Household appliances in assortment

Installing a microwave above the stove has been the standard for years, but now that standard is changing. “Just say no to the placement of household appliances out of range. Creating a fabulous design feature from the space above your stove far outweighs the utilitarian trend of using this area to place your appliance. Some people might say it’s a shame not to use this cabinet top for extra storage or appliances,” says Tamarra Younis of Union Of The Art Interiors.

Modern Aesthetics

HGTV star and interior designer Francesca Grace Home shares that the organic kitchen aesthetic is starting to look dated. “As a maximalist, I tend to stay away from neutral palettes and I think there will be a lot more color in the kitchen in 2023. Think lots of rich color hues like dark green, black and blue, even merlot cabinets with more distinctive marble-like countertops with beautiful veins.”

Rustic Kitchens

Live, laugh and love that rustic kitchens will no longer be trendy in 2023 “We’ve all seen them over and over again and it’s time to update this style, which can be easily done.
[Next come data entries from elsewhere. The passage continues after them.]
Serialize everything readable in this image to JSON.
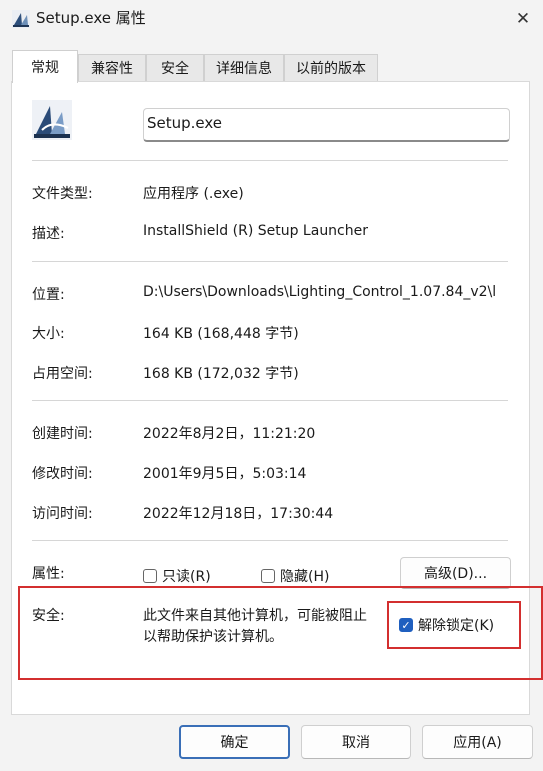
{
  "window": {
    "title": "Setup.exe 属性",
    "close_icon": "close-icon"
  },
  "tabs": [
    {
      "label": "常规"
    },
    {
      "label": "兼容性"
    },
    {
      "label": "安全"
    },
    {
      "label": "详细信息"
    },
    {
      "label": "以前的版本"
    }
  ],
  "general": {
    "file_name": "Setup.exe",
    "rows": {
      "file_type": {
        "label": "文件类型:",
        "value": "应用程序 (.exe)"
      },
      "description": {
        "label": "描述:",
        "value": "InstallShield (R) Setup Launcher"
      },
      "location": {
        "label": "位置:",
        "value": "D:\\Users\\Downloads\\Lighting_Control_1.07.84_v2\\l"
      },
      "size": {
        "label": "大小:",
        "value": "164 KB (168,448 字节)"
      },
      "size_on_disk": {
        "label": "占用空间:",
        "value": "168 KB (172,032 字节)"
      },
      "created": {
        "label": "创建时间:",
        "value": "2022年8月2日，11:21:20"
      },
      "modified": {
        "label": "修改时间:",
        "value": "2001年9月5日，5:03:14"
      },
      "accessed": {
        "label": "访问时间:",
        "value": "2022年12月18日，17:30:44"
      }
    },
    "attributes": {
      "label": "属性:",
      "readonly": {
        "label": "只读(R)",
        "checked": false
      },
      "hidden": {
        "label": "隐藏(H)",
        "checked": false
      },
      "advanced_button": "高级(D)..."
    },
    "security": {
      "label": "安全:",
      "message_line1": "此文件来自其他计算机，可能被阻止",
      "message_line2": "以帮助保护该计算机。",
      "unblock": {
        "label": "解除锁定(K)",
        "checked": true
      }
    }
  },
  "buttons": {
    "ok": "确定",
    "cancel": "取消",
    "apply": "应用(A)"
  },
  "colors": {
    "highlight_red": "#d32f2f",
    "checkbox_blue": "#1f5fbf"
  }
}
This is a trend that has begun to become mainstream. We want to see more character and personality in the kitchen and I think we’ll see a lot of that in the future,” says Grace.


Arterberry and Cook tell me that patterned tile aprons are becoming less preferred. “Patterned or mosaic wall tiles can create an overloaded aesthetic and look non-functional. Choose a solid stone slab to match the countertop for a calm, simple look. You can also have fun with cabinet paint. [instead]”.

Cool cutting edge design

Renata Vasconez and Samantha Gallagher, co-founders of IG Workshop, predict that cold modern elements such as glossy finishes and sharp edges will be replaced by warmer and more inviting styles. “Kitchens have become cozier and warmer, designers have abandoned glossy finishes and sharp edges. We’re looking at curved islands, wood tones, and interesting use of textures. Glossy slabs replace polished and leather-covered stones, and bolder colors are used in the design.”